Mr Leonardo Fasolo, the man behind Milan-based brand Nemen, is a big fan of designer Mr Massimo Osti. Big. When MR PORTER meets him at the Jacket Required trade show at London’s Old Truman Brewery, he suggests we spend part of the interview at an exhibition next door, in which various garments from the Massimo Osti archive – created by Mr Osti for CP Company and Stone Island between the 1970s and 1990s – are on display. Mr Fasolo is clearly very much at home around these incredibly detailed, experimental pieces – each of which he rhapsodises about, at length – and they clearly inform what he currently does at Nemen: that is, make lovingly crafted technical outerwear, with many of the same details (include cap-like stiffened hoods; 3D, military-inspired pockets; cutting-edge fabrics; intricate dyes) that were so beloved by the late Mr Osti himself. Mr Fasolo is not at all shy of drawing the comparison – having worked at CP Company and Stone Island, as well as at Massimo Osti Studio in his early career, he is steeped in the history of Mr Osti’s work, and proud of it.

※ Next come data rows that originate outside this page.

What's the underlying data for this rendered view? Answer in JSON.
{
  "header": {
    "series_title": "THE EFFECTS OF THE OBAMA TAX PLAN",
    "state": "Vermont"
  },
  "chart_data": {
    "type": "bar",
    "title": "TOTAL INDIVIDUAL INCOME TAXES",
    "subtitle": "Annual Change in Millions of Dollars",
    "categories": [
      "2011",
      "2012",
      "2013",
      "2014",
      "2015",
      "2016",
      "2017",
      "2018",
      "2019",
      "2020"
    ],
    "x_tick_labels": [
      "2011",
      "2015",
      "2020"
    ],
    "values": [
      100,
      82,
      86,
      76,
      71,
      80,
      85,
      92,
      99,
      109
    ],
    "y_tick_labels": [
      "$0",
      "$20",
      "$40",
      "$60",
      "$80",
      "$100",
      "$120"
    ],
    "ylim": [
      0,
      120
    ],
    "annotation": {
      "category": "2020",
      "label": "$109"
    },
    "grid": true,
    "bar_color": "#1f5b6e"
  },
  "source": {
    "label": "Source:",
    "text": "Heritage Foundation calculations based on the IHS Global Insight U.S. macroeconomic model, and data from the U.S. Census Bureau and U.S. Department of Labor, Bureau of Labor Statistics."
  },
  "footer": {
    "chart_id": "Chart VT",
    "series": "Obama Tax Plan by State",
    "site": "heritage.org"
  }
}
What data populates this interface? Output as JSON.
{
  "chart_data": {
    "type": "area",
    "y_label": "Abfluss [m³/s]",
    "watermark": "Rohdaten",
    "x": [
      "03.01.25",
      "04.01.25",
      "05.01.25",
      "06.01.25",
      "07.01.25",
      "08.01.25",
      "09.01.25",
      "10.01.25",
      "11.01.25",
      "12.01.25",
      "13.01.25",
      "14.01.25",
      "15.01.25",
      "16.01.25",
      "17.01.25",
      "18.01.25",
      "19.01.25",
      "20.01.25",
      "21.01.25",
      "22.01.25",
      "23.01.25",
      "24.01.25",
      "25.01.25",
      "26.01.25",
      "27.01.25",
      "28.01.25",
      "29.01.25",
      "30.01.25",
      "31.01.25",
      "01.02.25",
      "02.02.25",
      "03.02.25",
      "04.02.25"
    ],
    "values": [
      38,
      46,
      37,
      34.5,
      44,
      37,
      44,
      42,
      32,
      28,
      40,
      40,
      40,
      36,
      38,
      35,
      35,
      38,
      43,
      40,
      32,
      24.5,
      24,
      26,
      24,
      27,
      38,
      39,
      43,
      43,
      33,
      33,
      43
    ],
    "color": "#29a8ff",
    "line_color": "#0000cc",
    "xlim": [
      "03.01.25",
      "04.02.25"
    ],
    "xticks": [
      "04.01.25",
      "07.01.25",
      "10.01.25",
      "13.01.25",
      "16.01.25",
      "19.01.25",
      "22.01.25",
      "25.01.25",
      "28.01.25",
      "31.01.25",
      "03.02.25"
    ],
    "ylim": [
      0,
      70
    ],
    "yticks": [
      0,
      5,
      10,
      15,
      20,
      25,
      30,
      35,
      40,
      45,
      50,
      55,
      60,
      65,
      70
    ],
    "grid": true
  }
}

“He invented a new era of sportswear,” says Mr Fasolo. “He changed the perspective of menswear. He introduced this new style, the parka, into the male wardrobe.” It’s this mission that Mr Fasolo, at Nemen, is keen to continue. “We’re trying to keep the original form as much as possible, because it was already perfect,” he says. “We want to introduce it to the next generation with a new language, a bit more fresh, less nostalgic.”
Here’s where, if you’re not familiar with the work of Mr Osti, a summary would be most helpful, and would run as follows. Born in Bologna in 1944, Mr Osti was one of the late 20th century’s most pioneering menswear designers. As well as launching the era-defining brands CP Company (in 1975) and Stone Island (in 1982), Mr Osti dedicated himself throughout his career to innovation within the field of fashion production, inventing ingenious new fabrics (such as the thermo-sensitive material used for Stone Island’s Ice jacket in 1991) and manufacturing processes, most notably, the idea of garment dyeing. This technique, in which a finished piece of clothing is immersed in a vat of dye post-assembly, resulting in a rich, uneven colour that shifts across the surface of each piece, is now widely used (you can see it in products from brands as diverse as Massimo Alba and Visvim).
“We want to introduce the parka to the next generation with a new language, a bit more fresh, less nostalgic”
In his work for Nemen, Mr Fasolo takes such ideas as a starting point, and develops them to new levels of complexity, opting for the highest-quality cottons and nylons and meticulously researching new methods of dyeing and treating them. “If you come into the studio you’ll see we have a wall full of colour absorbency tests. It’s a problem sometimes – all the money we get from sales goes back into R&D. We’re reinvesting everything into the product.” The results of this approach are visible in the spectacular colours, as well as the tie-dyed and ombre patterns, of his jackets. Such finishes are achieved by a laborious process, as he explains when showing us one of the dip-dyed jackets that launches today on MR PORTER. “This season, this piece is garment dyed, dip-dyed, then pigment over-dyed. Then there’s a water-repellent treatment on top. So it’s four treatments for a single piece.”
The whole process, says Mr Fasolo, can take several weeks, and is only possible because, since its launch in 2012, Nemen has always operated on a small scale. The first collection, launched as a one-off limited edition, featured three styles, 100 pieces of each. There’s a wider range now, but the manufacturing quantities are similar. But, he says, proudly, it’s also a kind of artisanal production that could only happen in Italy, home not only to the world’s best garment dyeing facilities, but a heritage of artisanal skill when it comes to the creation of clothing. This is what Mr Fasolo means, in his company bio, when he relates his work to “tailoring”.
“It’s not tailoring in terms of sartorial tailoring,” he says. “It’s tailoring because we make outerwear in the same way that a tailor makes a suit. Sometimes we don’t even make sketches, we’ll work side by side with the pattern, pinning and changing the pocket structure. It’s something that is made artisanally, and it starts from nothing, so really, it is like tailoring in that sense.”